Ce disque est le rugissement magnifique d’un fauve blessé qui, acculé au bord de l’abîme, pousse son plus terrible et impressionnant rugissement. « Zombie Birdhouse » est si bon qu’il s’apparente à une résurgence de cette éruption incandescente qu’est « Fun house ». La rythmique de « Eat or be eaten » rappelle d’ailleurs la rage nihiliste de « TV eyes ». Là où les sifflements des synthétiseurs assagissent le swing de la plupart de ses contemporains, ceux qui accompagnent Iggy sifflent avec une stridence très agressive. Vient ensuite les bombes heavy tels que « Buldozer », prototype du renouveau ravageur que l’Iguane accomplira ensuite avec des disques tels que « Beat em up », « Skull ring » et « Brick by brick ». Les nostalgiques de la beauté pop de « The idiot » et « Lust for life » seront comblés par un « Platonic » rappelant la beauté poétique de « The passenger ». « Zombie Birdhouse » contient également son lot d’expérimentations brouillonnes, délires de vieux fou réalisés avec l’innocence d’un lapin de trois semaines.

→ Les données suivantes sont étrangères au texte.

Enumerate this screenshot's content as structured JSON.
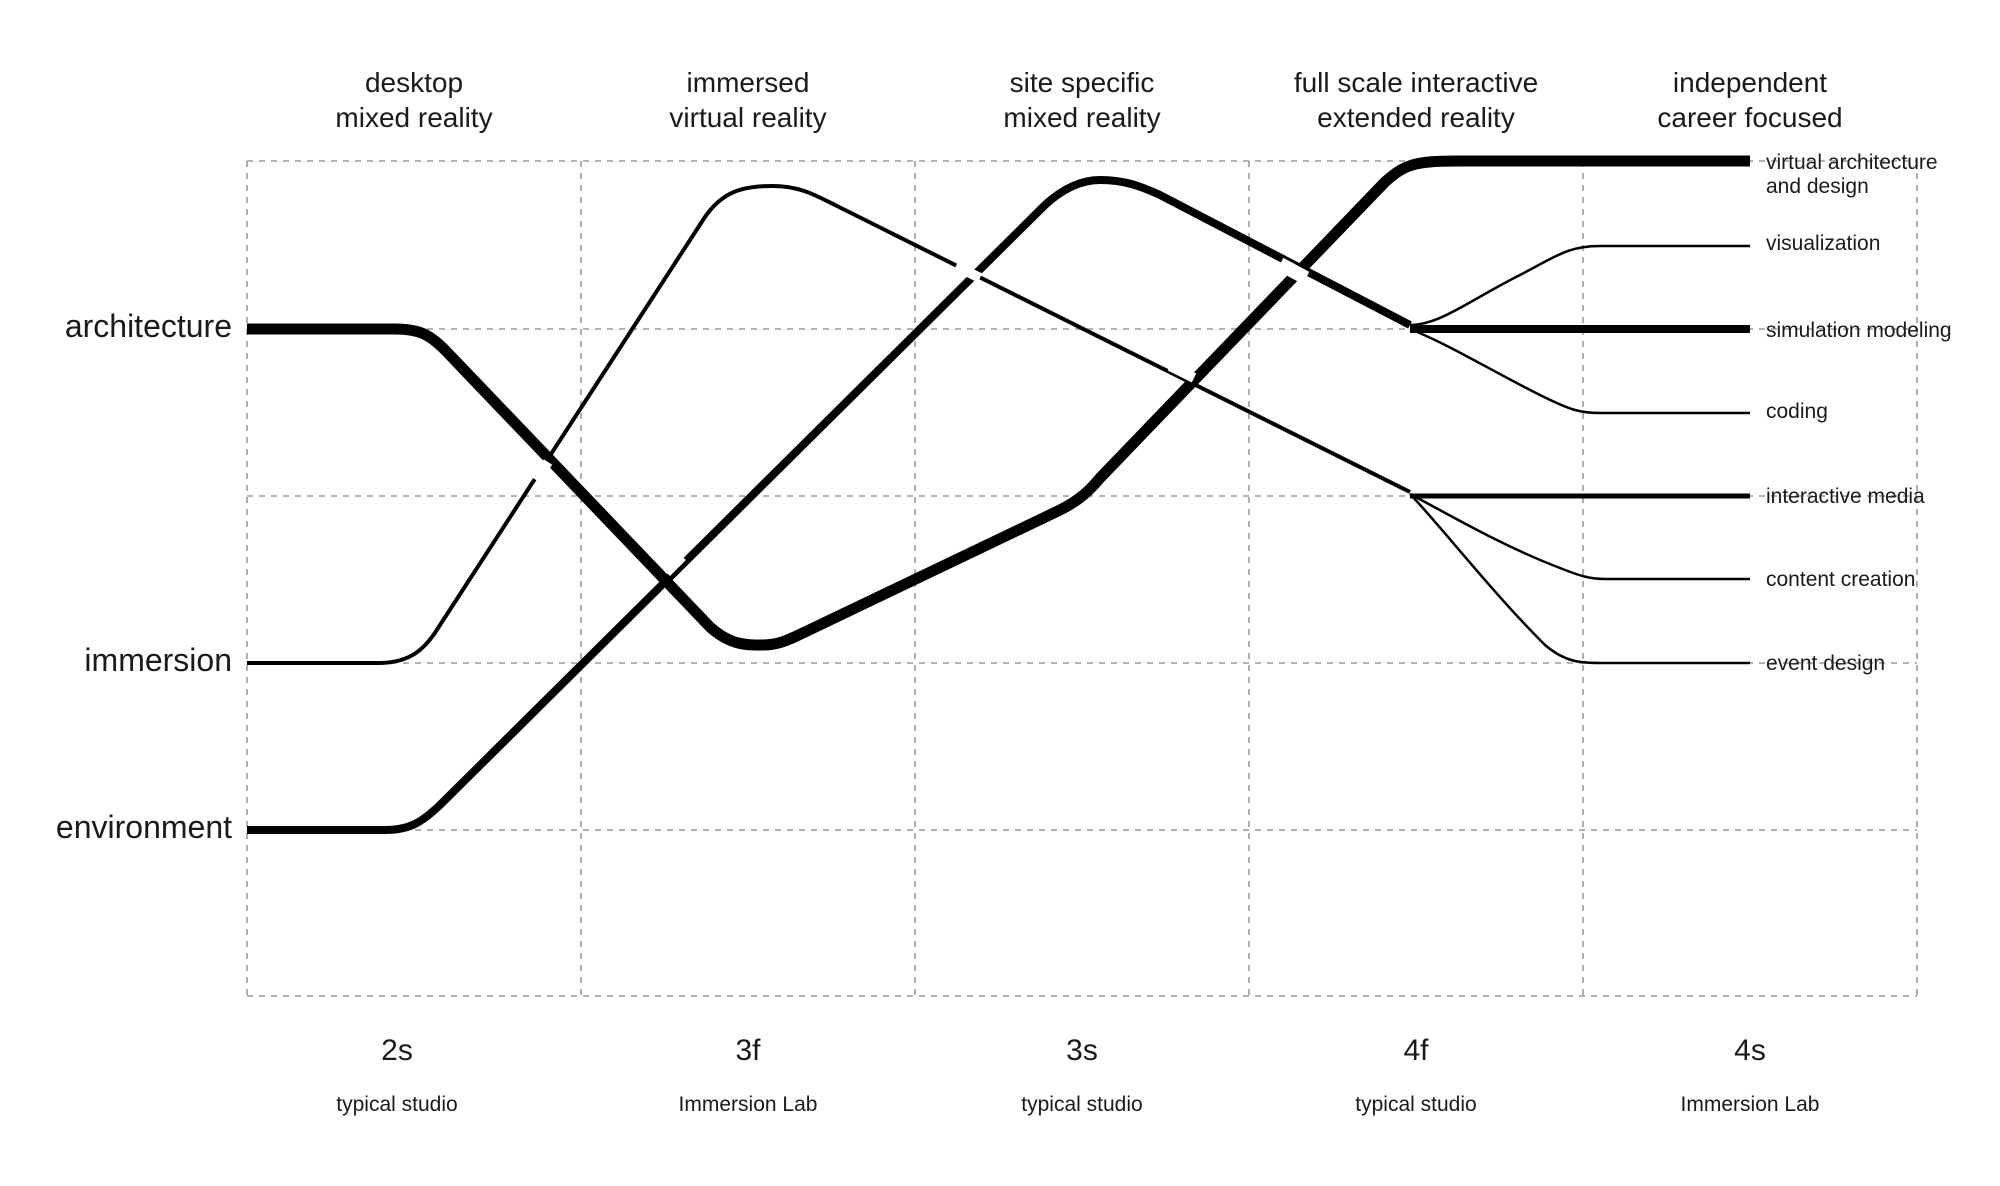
{
  "stages": [
    {
      "title_lines": [
        "desktop",
        "mixed reality"
      ],
      "code": "2s",
      "venue": "typical studio"
    },
    {
      "title_lines": [
        "immersed",
        "virtual reality"
      ],
      "code": "3f",
      "venue": "Immersion Lab"
    },
    {
      "title_lines": [
        "site specific",
        "mixed reality"
      ],
      "code": "3s",
      "venue": "typical studio"
    },
    {
      "title_lines": [
        "full scale interactive",
        "extended reality"
      ],
      "code": "4f",
      "venue": "typical studio"
    },
    {
      "title_lines": [
        "independent",
        "career focused"
      ],
      "code": "4s",
      "venue": "Immersion Lab"
    }
  ],
  "rows": [
    {
      "label": "architecture"
    },
    {
      "label": "immersion"
    },
    {
      "label": "environment"
    }
  ],
  "outcomes": [
    {
      "lines": [
        "virtual architecture",
        "and design"
      ]
    },
    {
      "lines": [
        "visualization"
      ]
    },
    {
      "lines": [
        "simulation modeling"
      ]
    },
    {
      "lines": [
        "coding"
      ]
    },
    {
      "lines": [
        "interactive media"
      ]
    },
    {
      "lines": [
        "content creation"
      ]
    },
    {
      "lines": [
        "event design"
      ]
    }
  ],
  "colors": {
    "ink": "#000000",
    "grid": "#9a9a9a",
    "background": "#ffffff"
  }
}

Synthé et batterie entretiennent alors un chaos sismique, forment un déluge sonore n’obéissant à aucune loi terrestre. La folie de « Watching the news » et « Street crazy » ne peut être considérée comme grandiose que sur un tel album. Avec un déluge nihiliste pareil, Iggy Pop a retrouvé la folie barbare de ses premières heures. Après l’avoir quelque peu modernisée, il la lance à la figure de sa descendance en la défiant de faire mieux. Reconnaissant enfin le guerrier de la route qui lui donna naissance, la génération punk/New wave se jeta sur « Zombie Birdhouse » comme une horde ayant trouvé sa terre promise. L’Iguane sortit ainsi des limbes et put profiter de son prestige de survivant.